KONTAN.CO.ID - JAKARTA. PT Sri Rejeki Isman Tbk, yang dikenal sebagai Sritex, salah satu perusahaan tekstil terbesar di Indonesia, resmi dinyatakan pailit oleh Pengadilan Niaga Semarang. 

Putusan pailit ini tercantum dalam perkara nomor 2/Pdt.Sus-Homologasi/2024/PN Niaga Smg. Pailitnya Sritex disebabkan oleh beban utang perusahaan yang melebihi nilai aset yang dimiliki.

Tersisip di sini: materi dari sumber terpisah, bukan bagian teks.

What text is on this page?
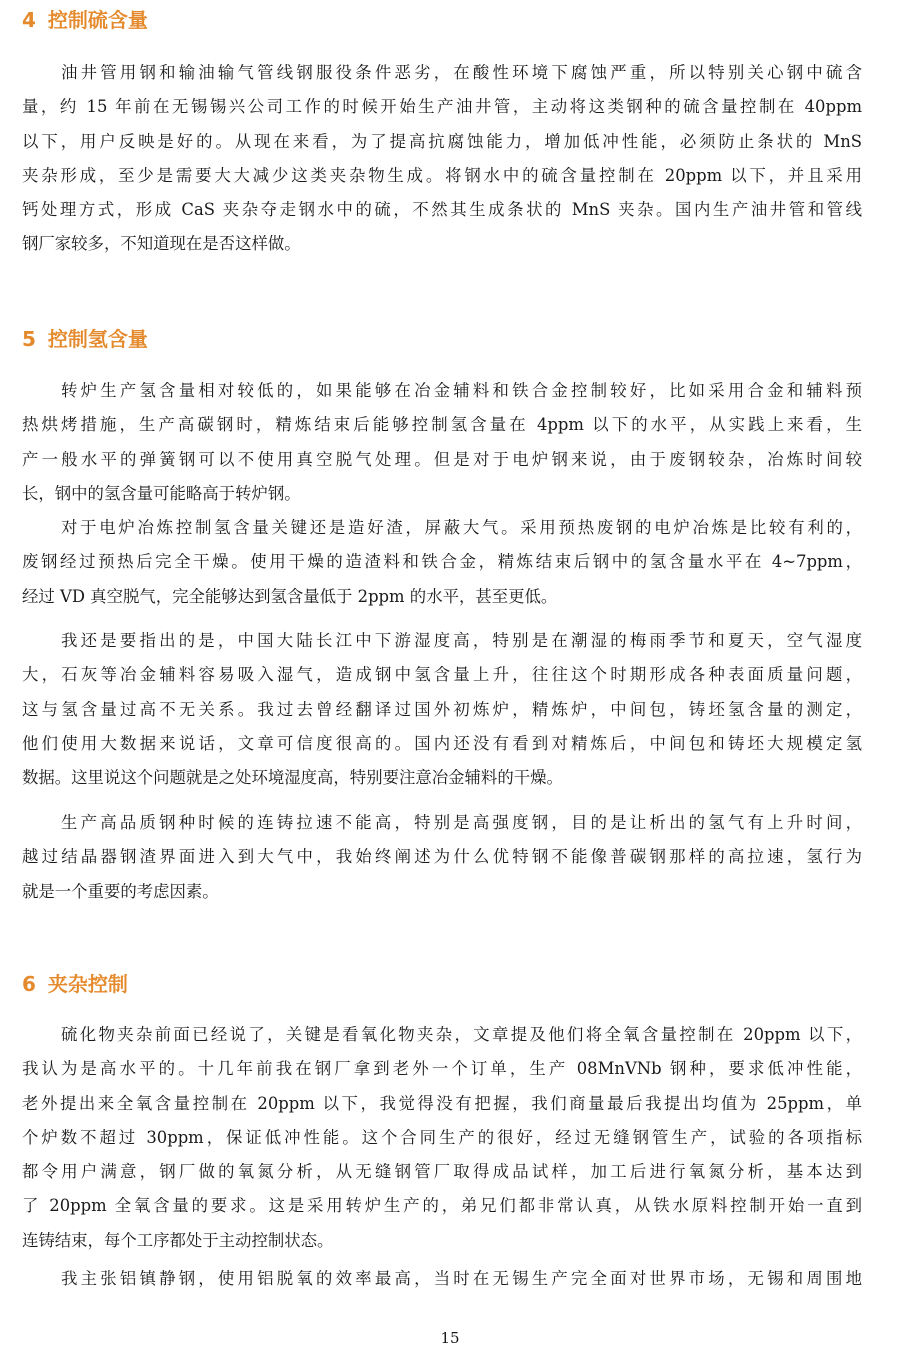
4 控制硫含量
油井管用钢和输油输气管线钢服役条件恶劣，在酸性环境下腐蚀严重，所以特别关心钢中硫含
量，约 15 年前在无锡锡兴公司工作的时候开始生产油井管，主动将这类钢种的硫含量控制在 40ppm
以下，用户反映是好的。从现在来看，为了提高抗腐蚀能力，增加低冲性能，必须防止条状的 MnS
夹杂形成，至少是需要大大减少这类夹杂物生成。将钢水中的硫含量控制在 20ppm 以下，并且采用
钙处理方式，形成 CaS 夹杂夺走钢水中的硫，不然其生成条状的 MnS 夹杂。国内生产油井管和管线
钢厂家较多，不知道现在是否这样做。
5 控制氢含量
转炉生产氢含量相对较低的，如果能够在冶金辅料和铁合金控制较好，比如采用合金和辅料预
热烘烤措施，生产高碳钢时，精炼结束后能够控制氢含量在 4ppm 以下的水平，从实践上来看，生
产一般水平的弹簧钢可以不使用真空脱气处理。但是对于电炉钢来说，由于废钢较杂，冶炼时间较
长，钢中的氢含量可能略高于转炉钢。
对于电炉冶炼控制氢含量关键还是造好渣，屏蔽大气。采用预热废钢的电炉冶炼是比较有利的，
废钢经过预热后完全干燥。使用干燥的造渣料和铁合金，精炼结束后钢中的氢含量水平在 4~7ppm，
经过 VD 真空脱气，完全能够达到氢含量低于 2ppm 的水平，甚至更低。
我还是要指出的是，中国大陆长江中下游湿度高，特别是在潮湿的梅雨季节和夏天，空气湿度
大，石灰等冶金辅料容易吸入湿气，造成钢中氢含量上升，往往这个时期形成各种表面质量问题，
这与氢含量过高不无关系。我过去曾经翻译过国外初炼炉，精炼炉，中间包，铸坯氢含量的测定，
他们使用大数据来说话，文章可信度很高的。国内还没有看到对精炼后，中间包和铸坯大规模定氢
数据。这里说这个问题就是之处环境湿度高，特别要注意冶金辅料的干燥。
生产高品质钢种时候的连铸拉速不能高，特别是高强度钢，目的是让析出的氢气有上升时间，
越过结晶器钢渣界面进入到大气中，我始终阐述为什么优特钢不能像普碳钢那样的高拉速，氢行为
就是一个重要的考虑因素。
6 夹杂控制
硫化物夹杂前面已经说了，关键是看氧化物夹杂，文章提及他们将全氧含量控制在 20ppm 以下，
我认为是高水平的。十几年前我在钢厂拿到老外一个订单，生产 08MnVNb 钢种，要求低冲性能，
老外提出来全氧含量控制在 20ppm 以下，我觉得没有把握，我们商量最后我提出均值为 25ppm，单
个炉数不超过 30ppm，保证低冲性能。这个合同生产的很好，经过无缝钢管生产，试验的各项指标
都令用户满意，钢厂做的氧氮分析，从无缝钢管厂取得成品试样，加工后进行氧氮分析，基本达到
了 20ppm 全氧含量的要求。这是采用转炉生产的，弟兄们都非常认真，从铁水原料控制开始一直到
连铸结束，每个工序都处于主动控制状态。
我主张铝镇静钢，使用铝脱氧的效率最高，当时在无锡生产完全面对世界市场，无锡和周围地
15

Presiden Konfederasi Serikat Pekerja Nusantara (KSPN), Ristadi, mengonfirmasi bahwa utang perusahaan yang dimiliki oleh kakak beradik Iwan Setiawan Lukminto dan Iwan Kurniawan Lukminto tersebut mencapai sekitar Rp 25 triliun, sementara aset perusahaan hanya sekitar Rp 15 triliun. 


Baca Juga: Utang Usaha Sritex Naik US$ 11,61 Juta di Kuartal I 2024, Efisien Pekerja Hingga 2025

"Informasi yang saya dapat, utang Sritex lebih besar daripada nilai asetnya. Utangnya sekitar Rp 25 triliunan, asetnya sekitar Rp 15 triliun. Tapi nanti bisa dikroscek, intinya lebih besar utang dari asetnya," ujarnya kepada Kontan.co.id, Kamis (24/10).

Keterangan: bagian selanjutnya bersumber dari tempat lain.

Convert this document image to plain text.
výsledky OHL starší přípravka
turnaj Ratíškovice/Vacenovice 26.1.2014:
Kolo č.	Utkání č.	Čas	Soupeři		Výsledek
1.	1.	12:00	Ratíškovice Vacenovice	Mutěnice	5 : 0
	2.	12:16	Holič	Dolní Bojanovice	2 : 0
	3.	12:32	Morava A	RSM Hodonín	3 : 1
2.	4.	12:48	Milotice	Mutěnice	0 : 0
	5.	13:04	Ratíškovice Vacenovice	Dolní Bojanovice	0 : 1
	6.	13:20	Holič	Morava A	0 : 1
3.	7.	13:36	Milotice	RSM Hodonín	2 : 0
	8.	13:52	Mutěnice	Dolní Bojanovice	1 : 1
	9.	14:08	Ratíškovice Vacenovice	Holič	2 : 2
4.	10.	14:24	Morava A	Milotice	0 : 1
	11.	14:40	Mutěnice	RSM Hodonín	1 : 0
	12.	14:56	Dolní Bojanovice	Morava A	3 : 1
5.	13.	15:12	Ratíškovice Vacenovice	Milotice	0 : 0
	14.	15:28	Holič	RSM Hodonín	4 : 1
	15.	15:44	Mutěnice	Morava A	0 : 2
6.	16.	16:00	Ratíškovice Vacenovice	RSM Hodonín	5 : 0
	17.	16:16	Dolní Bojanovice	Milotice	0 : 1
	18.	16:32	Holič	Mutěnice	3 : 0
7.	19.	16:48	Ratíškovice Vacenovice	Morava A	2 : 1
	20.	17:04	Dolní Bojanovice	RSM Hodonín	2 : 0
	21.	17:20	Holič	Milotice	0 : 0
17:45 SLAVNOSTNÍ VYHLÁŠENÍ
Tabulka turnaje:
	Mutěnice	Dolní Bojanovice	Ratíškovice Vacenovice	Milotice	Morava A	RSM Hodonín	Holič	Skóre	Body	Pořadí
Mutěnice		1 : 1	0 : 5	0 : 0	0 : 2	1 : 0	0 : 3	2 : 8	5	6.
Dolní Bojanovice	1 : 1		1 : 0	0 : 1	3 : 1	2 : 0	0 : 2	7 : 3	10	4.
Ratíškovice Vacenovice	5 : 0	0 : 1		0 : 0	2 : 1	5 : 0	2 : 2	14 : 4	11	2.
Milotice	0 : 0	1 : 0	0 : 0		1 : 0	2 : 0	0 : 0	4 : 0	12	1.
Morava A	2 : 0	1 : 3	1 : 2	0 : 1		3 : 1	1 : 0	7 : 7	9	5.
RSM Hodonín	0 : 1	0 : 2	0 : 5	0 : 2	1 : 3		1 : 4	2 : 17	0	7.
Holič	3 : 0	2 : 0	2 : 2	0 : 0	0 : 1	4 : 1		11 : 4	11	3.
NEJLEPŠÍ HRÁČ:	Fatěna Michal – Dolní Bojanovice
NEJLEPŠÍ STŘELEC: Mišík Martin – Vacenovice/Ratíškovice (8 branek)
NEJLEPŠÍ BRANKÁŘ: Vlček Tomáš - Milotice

Ristadi juga menambahkan bahwa jika putusan pailit ini tidak dapat dibatalkan, maka Pemutusan Hubungan Kerja (PHK) bagi karyawan Sritex tidak dapat dihindari, terutama jika perusahaan dilelang dan pembeli baru tidak ingin mempertahankan karyawan lama. 

"Mungkin saja menggunakan karyawan lama, tapi diselesaikan dulu soal masa kerja, artinya di PHK dulu, mendapat pesangon yang ditanggung oleh pengurus aset, oleh kurator, jadi tak dibebankan lagi kepada pembeli baru PT Sritex," jelasnya.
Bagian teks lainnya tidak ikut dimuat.